By book’s end, however, the wordplay and the format (a format Martone also employed for his recent short story “The Death of Derek Jeter” in Esquire) have worn thin. In “On Being,” he writes the unfortunate sentence, “Jigsaw puzzle pieces look like pieces of a jigsaw puzzle.” By that point, readers are likely to be pleased that the end is in sight.
The first thing you should do when you pick up a copy of David Wroblewski’s debut novel, The Story of Edgar Sawtelle (Ecco, $25.95), is remove the dust jacket without even glancing at the text printed on the inside front cover flap. In this particularly egregious case, the entire story arc (minus the details of the conclusion) is on display, potentially robbing the novel of its finest qualities—a story that develops unhurriedly and a plot that surprises even as it draws from the most famous of sources.
That source, at the risk of giving away too much myself, is Hamlet, and thus Wroblewski’s novel calls to mind Jane Smiley’s Pulitzer Prize-winning A Thousand Acres, which revisited the plot of King Lear. Like Smiley’s book, The Story of Edgar Sawtelle is set in the rural Midwest. Young Edgar, who can hear but not speak, grows up in Wisconsin in a family devoted to the breeding and training of exceptional dogs.
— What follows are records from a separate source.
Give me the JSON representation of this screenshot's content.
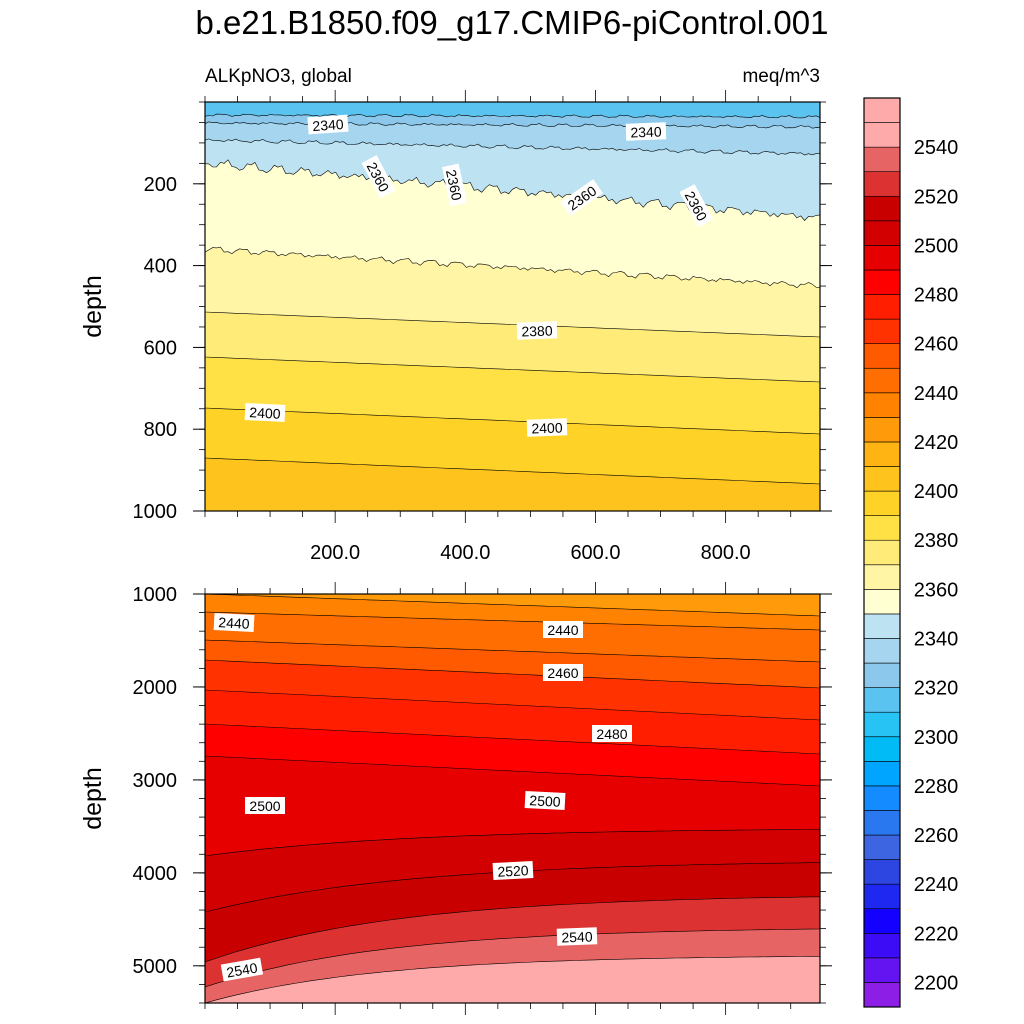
{
  "chart_data": {
    "type": "contour",
    "title": "b.e21.B1850.f09_g17.CMIP6-piControl.001",
    "variable_label": "ALKpNO3, global",
    "units_label": "meq/m^3",
    "xlim": [
      0,
      945
    ],
    "panels": [
      {
        "name": "upper",
        "ylabel": "depth",
        "ylim": [
          0,
          1000
        ],
        "yticks": [
          "200",
          "400",
          "600",
          "800",
          "1000"
        ],
        "xticks": [
          "200.0",
          "400.0",
          "600.0",
          "800.0"
        ],
        "contour_labels": [
          "2340",
          "2340",
          "2360",
          "2360",
          "2360",
          "2360",
          "2380",
          "2400",
          "2400"
        ]
      },
      {
        "name": "lower",
        "ylabel": "depth",
        "ylim": [
          1000,
          5400
        ],
        "yticks": [
          "1000",
          "2000",
          "3000",
          "4000",
          "5000"
        ],
        "xticks": [],
        "contour_labels": [
          "2440",
          "2440",
          "2460",
          "2480",
          "2500",
          "2500",
          "2520",
          "2540",
          "2540"
        ]
      }
    ],
    "colorbar": {
      "min": 2190,
      "max": 2560,
      "interval": 10,
      "tick_labels": [
        "2540",
        "2520",
        "2500",
        "2480",
        "2460",
        "2440",
        "2420",
        "2400",
        "2380",
        "2360",
        "2340",
        "2320",
        "2300",
        "2280",
        "2260",
        "2240",
        "2220",
        "2200"
      ]
    }
  }
}
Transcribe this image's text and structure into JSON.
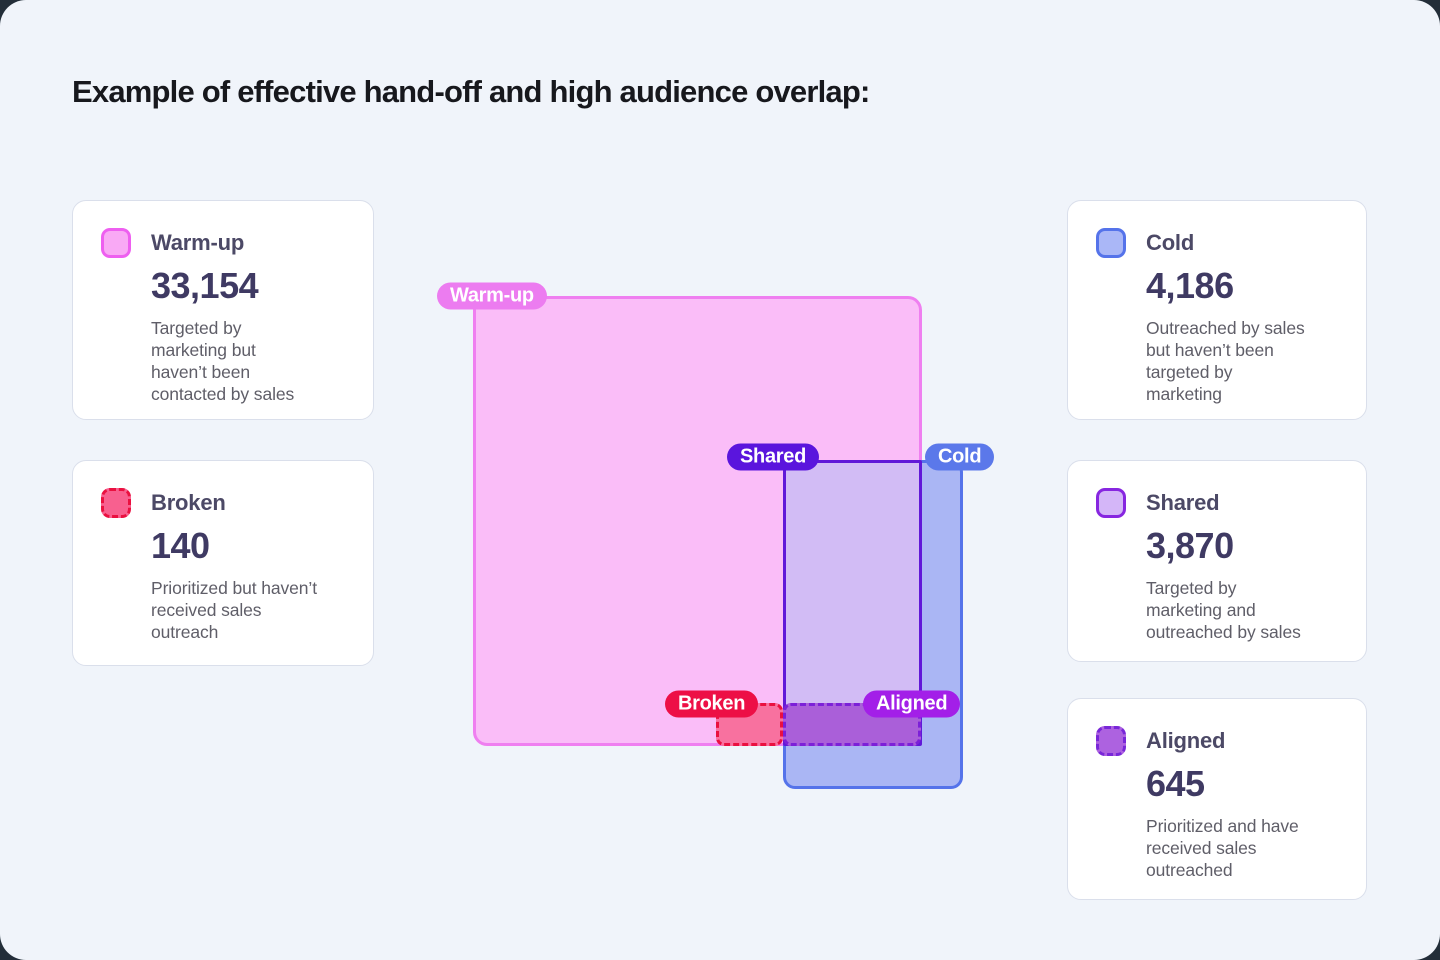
{
  "page": {
    "title": "Example of effective hand-off and high audience overlap:",
    "background": "#f0f4fa",
    "outer_background": "#232e39"
  },
  "cards": [
    {
      "label": "Warm-up",
      "value": "33,154",
      "description": "Targeted by\nmarketing but\nhaven’t been\ncontacted by sales",
      "swatch_fill": "#f9a9f5",
      "swatch_border": "#ee5ff0",
      "swatch_style": "solid"
    },
    {
      "label": "Broken",
      "value": "140",
      "description": "Prioritized but haven’t\nreceived sales\noutreach",
      "swatch_fill": "#f8608f",
      "swatch_border": "#ea1040",
      "swatch_style": "dashed"
    },
    {
      "label": "Cold",
      "value": "4,186",
      "description": "Outreached by sales\nbut haven’t been\ntargeted by\nmarketing",
      "swatch_fill": "#aab7f7",
      "swatch_border": "#5573ea",
      "swatch_style": "solid"
    },
    {
      "label": "Shared",
      "value": "3,870",
      "description": "Targeted by\nmarketing and\noutreached by sales",
      "swatch_fill": "#d4b6f8",
      "swatch_border": "#8726e0",
      "swatch_style": "solid"
    },
    {
      "label": "Aligned",
      "value": "645",
      "description": "Prioritized and have\nreceived sales\noutreached",
      "swatch_fill": "#ad62e0",
      "swatch_border": "#7927d8",
      "swatch_style": "dashed"
    }
  ],
  "diagram": {
    "regions": {
      "warmup": {
        "fill": "#fabdf8",
        "border": "#ef7ff0",
        "border_style": "solid"
      },
      "cold": {
        "fill": "#aab6f4",
        "border": "#5573ea",
        "border_style": "solid"
      },
      "shared": {
        "fill": "#d2bcf5",
        "border": "#6118d8",
        "border_style": "solid"
      },
      "broken": {
        "fill": "#f8719f",
        "border": "#ea1040",
        "border_style": "dashed"
      },
      "aligned": {
        "fill": "#aa5fd9",
        "border": "#7c20d8",
        "border_style": "dashed"
      }
    },
    "pills": {
      "warmup": {
        "label": "Warm-up",
        "bg": "#ec7cf0"
      },
      "shared": {
        "label": "Shared",
        "bg": "#5a15dd"
      },
      "cold": {
        "label": "Cold",
        "bg": "#5b78ea"
      },
      "broken": {
        "label": "Broken",
        "bg": "#ed0f46"
      },
      "aligned": {
        "label": "Aligned",
        "bg": "#a31fe8"
      }
    }
  }
}
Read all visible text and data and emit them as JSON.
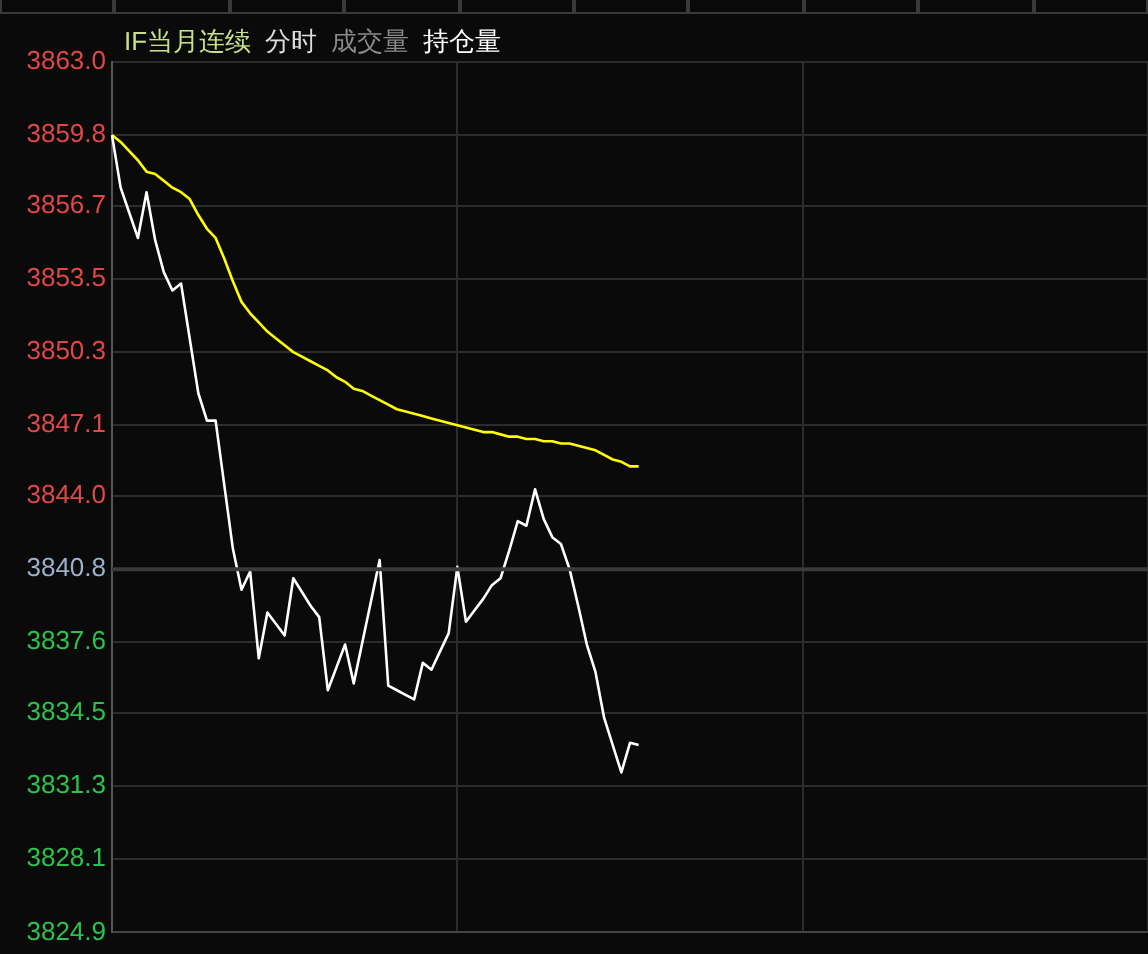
{
  "chart_data": {
    "type": "line",
    "title": "IF当月连续",
    "annotations": [
      "分时",
      "成交量",
      "持仓量"
    ],
    "categories": [
      null,
      null,
      null,
      null,
      null,
      null,
      null,
      null,
      null,
      null,
      null,
      null,
      null,
      null,
      null,
      null,
      null,
      null,
      null,
      null,
      null,
      null,
      null,
      null,
      null,
      null,
      null,
      null,
      null,
      null,
      null,
      null,
      null,
      null,
      null,
      null,
      null,
      null,
      null,
      null,
      null,
      null,
      null,
      null,
      null,
      null,
      null,
      null,
      null,
      null,
      null,
      null,
      null,
      null,
      null,
      null,
      null,
      null,
      null,
      null,
      null,
      null,
      null,
      null,
      null,
      null,
      null,
      null,
      null,
      null,
      null,
      null,
      null,
      null,
      null,
      null,
      null,
      null,
      null,
      null,
      null,
      null,
      null,
      null,
      null,
      null,
      null,
      null,
      null,
      null,
      null,
      null,
      null,
      null,
      null,
      null,
      null,
      null,
      null,
      null,
      null,
      null,
      null,
      null,
      null,
      null,
      null,
      null,
      null,
      null,
      null,
      null,
      null,
      null,
      null,
      null,
      null,
      null,
      null,
      null,
      null
    ],
    "ylim": [
      3824.9,
      3863.0
    ],
    "yticks": [
      3824.9,
      3828.1,
      3831.3,
      3834.5,
      3837.6,
      3840.8,
      {
        "value": 3844.0,
        "label": "3844.0"
      },
      3847.1,
      3850.3,
      3853.5,
      3856.7,
      3859.8,
      {
        "value": 3863.0,
        "label": "3863.0"
      }
    ],
    "tick_labels": "y",
    "grid": true,
    "legend": false,
    "marker": "none",
    "line_style": "solid",
    "ref_lines": [
      {
        "axis": "y",
        "value": 3840.8,
        "color": "#3a3a3a"
      }
    ],
    "series": [
      {
        "color": "#ffffff",
        "values": [
          3859.8,
          3857.5,
          3856.4,
          3855.3,
          3857.3,
          3855.2,
          3853.8,
          3853.0,
          3853.3,
          3850.9,
          3848.5,
          3847.3,
          3847.3,
          3844.5,
          3841.7,
          3839.9,
          3840.7,
          3836.9,
          3838.9,
          3838.4,
          3837.9,
          3840.4,
          3839.8,
          3839.2,
          3838.7,
          3835.5,
          3836.5,
          3837.5,
          3835.8,
          3837.6,
          3839.4,
          3841.2,
          3835.7,
          3835.5,
          3835.3,
          3835.1,
          3836.7,
          3836.4,
          3837.2,
          3838.0,
          3840.9,
          3838.5,
          3839.0,
          3839.5,
          3840.1,
          3840.4,
          3841.6,
          3842.9,
          3842.7,
          3844.3,
          3843.0,
          3842.2,
          3841.9,
          3840.8,
          3839.2,
          3837.5,
          3836.3,
          3834.3,
          3833.1,
          3831.9,
          3833.2,
          3833.1,
          null,
          null,
          null,
          null,
          null,
          null,
          null,
          null,
          null,
          null,
          null,
          null,
          null,
          null,
          null,
          null,
          null,
          null,
          null,
          null,
          null,
          null,
          null,
          null,
          null,
          null,
          null,
          null,
          null,
          null,
          null,
          null,
          null,
          null,
          null,
          null,
          null,
          null,
          null,
          null,
          null,
          null,
          null,
          null,
          null,
          null,
          null,
          null,
          null,
          null,
          null,
          null,
          null,
          null,
          null,
          null,
          null,
          null,
          null
        ]
      },
      {
        "color": "#ffff00",
        "values": [
          3859.8,
          3859.5,
          3859.1,
          3858.7,
          3858.2,
          3858.1,
          3857.8,
          3857.5,
          3857.3,
          3857.0,
          3856.3,
          3855.7,
          3855.3,
          3854.4,
          3853.4,
          3852.5,
          3852.0,
          3851.6,
          3851.2,
          3850.9,
          3850.6,
          3850.3,
          3850.1,
          3849.9,
          3849.7,
          3849.5,
          3849.2,
          3849.0,
          3848.7,
          3848.6,
          3848.4,
          3848.2,
          3848.0,
          3847.8,
          3847.7,
          3847.6,
          3847.5,
          3847.4,
          3847.3,
          3847.2,
          3847.1,
          3847.0,
          3846.9,
          3846.8,
          3846.8,
          3846.7,
          3846.6,
          3846.6,
          3846.5,
          3846.5,
          3846.4,
          3846.4,
          3846.3,
          3846.3,
          3846.2,
          3846.1,
          3846.0,
          3845.8,
          3845.6,
          3845.5,
          3845.3,
          3845.3,
          null,
          null,
          null,
          null,
          null,
          null,
          null,
          null,
          null,
          null,
          null,
          null,
          null,
          null,
          null,
          null,
          null,
          null,
          null,
          null,
          null,
          null,
          null,
          null,
          null,
          null,
          null,
          null,
          null,
          null,
          null,
          null,
          null,
          null,
          null,
          null,
          null,
          null,
          null,
          null,
          null,
          null,
          null,
          null,
          null,
          null,
          null,
          null,
          null,
          null,
          null,
          null,
          null,
          null,
          null,
          null,
          null,
          null,
          null
        ]
      }
    ]
  }
}
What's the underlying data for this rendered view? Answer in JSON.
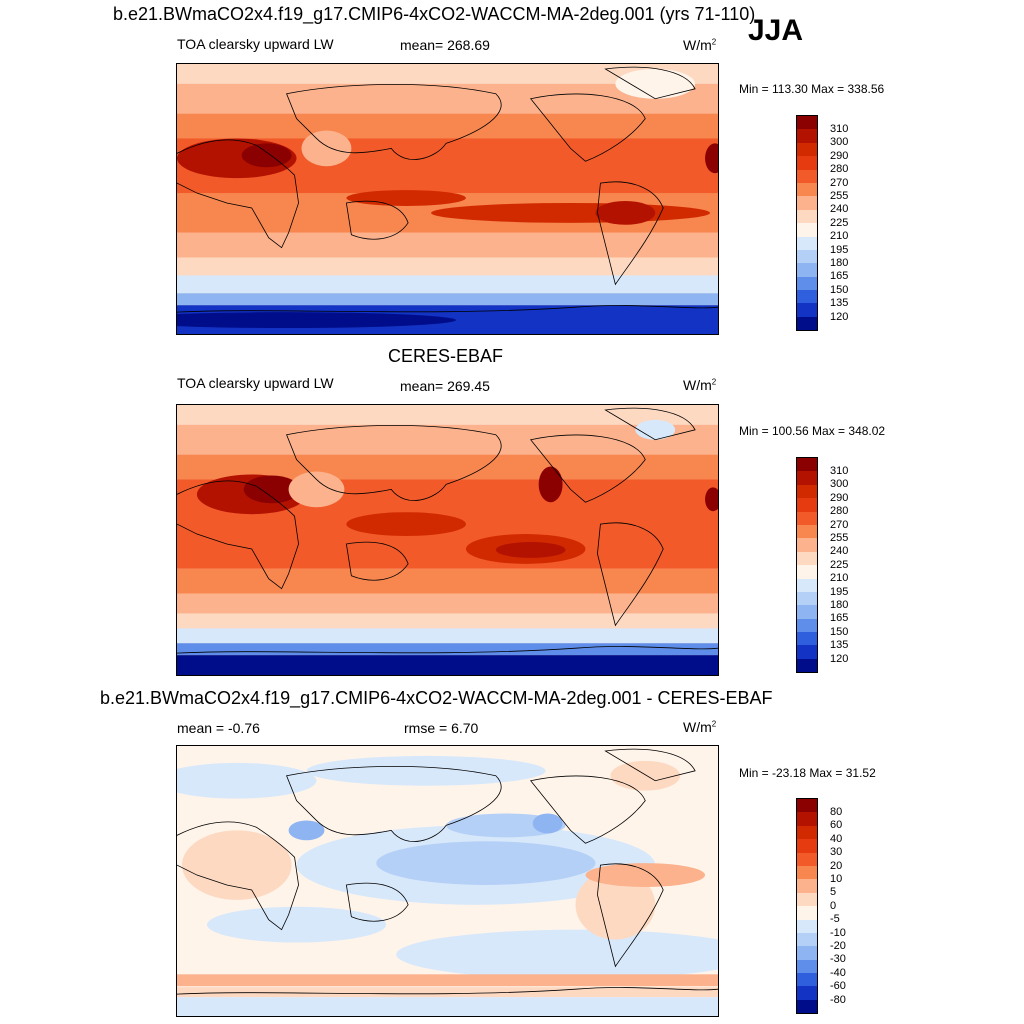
{
  "figure": {
    "season": "JJA",
    "units_base": "W/m",
    "units_exp": "2",
    "panels": [
      {
        "title": "b.e21.BWmaCO2x4.f19_g17.CMIP6-4xCO2-WACCM-MA-2deg.001 (yrs 71-110)",
        "left_label": "TOA clearsky upward LW",
        "center_label": "mean= 268.69",
        "minmax": "Min = 113.30 Max = 338.56"
      },
      {
        "title": "CERES-EBAF",
        "left_label": "TOA clearsky upward LW",
        "center_label": "mean= 269.45",
        "minmax": "Min = 100.56 Max = 348.02"
      },
      {
        "title": "b.e21.BWmaCO2x4.f19_g17.CMIP6-4xCO2-WACCM-MA-2deg.001 - CERES-EBAF",
        "left_label": "mean =  -0.76",
        "center_label": "rmse =   6.70",
        "minmax": "Min = -23.18 Max =  31.52"
      }
    ],
    "colorbars": {
      "absolute": {
        "labels": [
          "310",
          "300",
          "290",
          "280",
          "270",
          "255",
          "240",
          "225",
          "210",
          "195",
          "180",
          "165",
          "150",
          "135",
          "120"
        ],
        "colors": [
          "#8b0000",
          "#b31200",
          "#d12a00",
          "#e63b10",
          "#f25a2a",
          "#f7864f",
          "#fbb28d",
          "#fdd9c2",
          "#fff4ea",
          "#d8e8fb",
          "#b5d0f7",
          "#8eb4f2",
          "#5f8eea",
          "#2f5fdc",
          "#1233c4",
          "#000d8a"
        ]
      },
      "difference": {
        "labels": [
          "80",
          "60",
          "40",
          "30",
          "20",
          "10",
          "5",
          "0",
          "-5",
          "-10",
          "-20",
          "-30",
          "-40",
          "-60",
          "-80"
        ],
        "colors": [
          "#8b0000",
          "#b31200",
          "#d12a00",
          "#e63b10",
          "#f25a2a",
          "#f7864f",
          "#fbb28d",
          "#fdd9c2",
          "#fff4ea",
          "#d8e8fb",
          "#b5d0f7",
          "#8eb4f2",
          "#5f8eea",
          "#2f5fdc",
          "#1233c4",
          "#000d8a"
        ]
      }
    }
  }
}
When his reasonably idyllic world is shattered, his relationships—to both humans and dogs—irrevocably change and he undertakes journeys both real and metaphorical.
Wroblewski, like Smiley before him, adheres fairly closely to the key points of Shakespeare’s plot, though he often does so in surprising and original ways. It is far from a sly, winking homage and readers who miss the connection will not necessarily enjoy the book any less. Though the unhurried pace occasionally drags, Wroblewski has a storyteller’s knack for varying the tempo, building in the reader both a feeling of suspense and an empathy for his characters.